Harry Eugene Gaylord

Died November 20, 2006

Harry was born in DeLand, FL and prepared for Yale at Eustis High School there.

At Yale, Harry was a member of Davenport, majored in English and was active in the Political Union and WYBC. He was a leader of the Westminster Foundation and the Council of the Yale Christian Community as well as a deacon of Battell Chapel.

Harry obtained his Masters from New York University in 1967 and his Ph.D. in Theology from Hebrew University in Jerusalem.

Dr. Gaylord was later a Professor of Theology at the University of Leiden and the University of Groningen, both in the Netherlands.
It was reported in 1974 that the Rev. Dr. Harry E. Gaylord was executive editor of Compendia Rerum Iudaicarum Ad Novum Testamentum (Compendia on the Jewish Background to the New Testament). This work, intended to cover 10 volumes, the first of which, The Jewish People In The First Century, had just been co-published in Amsterdam by Van Gorcum and Company, and in Philadelphia by the Fortress Press. This project was described as the most comprehensive analysis ever attempted of the history, culture, social and political life, theological concepts and inter-relationships between the Jewish and Christian communities of the first two centuries of the present era. It was done in conjunction with a study of the implications of these findings for modern Jewish-Christian relations by an international group of renowned scholars. Sponsors of the project included the Vatican Secretariat for the Promotion of Christian Unity, the World Council of Churches, the Dutch Reformed Church, the Netherlands Organization for the Advancement of Pure Research, the Prince Bernhard Fund and the Evangelical Church of the Rhineland.

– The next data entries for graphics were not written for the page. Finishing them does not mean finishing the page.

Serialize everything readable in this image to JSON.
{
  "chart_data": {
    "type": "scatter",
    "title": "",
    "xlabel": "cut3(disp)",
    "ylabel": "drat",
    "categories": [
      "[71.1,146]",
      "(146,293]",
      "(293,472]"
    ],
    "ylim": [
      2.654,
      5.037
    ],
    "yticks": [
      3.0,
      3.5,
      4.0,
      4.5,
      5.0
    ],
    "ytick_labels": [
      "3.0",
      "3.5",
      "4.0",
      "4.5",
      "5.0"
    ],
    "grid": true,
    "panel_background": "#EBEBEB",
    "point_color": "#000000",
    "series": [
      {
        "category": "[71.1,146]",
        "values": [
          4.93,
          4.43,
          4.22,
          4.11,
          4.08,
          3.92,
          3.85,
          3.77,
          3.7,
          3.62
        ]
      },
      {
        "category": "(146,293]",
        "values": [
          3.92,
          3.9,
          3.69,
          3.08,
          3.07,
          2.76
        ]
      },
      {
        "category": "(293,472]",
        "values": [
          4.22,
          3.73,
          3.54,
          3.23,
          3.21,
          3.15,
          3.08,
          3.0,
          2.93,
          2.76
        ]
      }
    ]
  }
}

In 1997 Harry retired to Durham, England where he became an Honorary Fellow of the Theological Department at the University of Durham in the United Kingdom.

Harry died November 20, 2006, survived by his wife, Alexandra, whom he married on New Year’s Eve,1977, and by two children, Benjamin Gould and Tamer Crosby Adamowicz.

Dodd Fischer remembers: Harry was a noble man, always considerate, who studied religion and earned his Ph.D., and contributed in many ways to mankind, in the U.S., then overseas, finally settling in Durham, England, where he died, disheartened.

William Patton remembers: Harry lived in the same entry way in Davenport. He was among the most sociable people I ever knew. He sat every evening in a big armchair near the corridor with his door open so that anyone going upstairs would look in. Quick greetings usually turned into long conversations.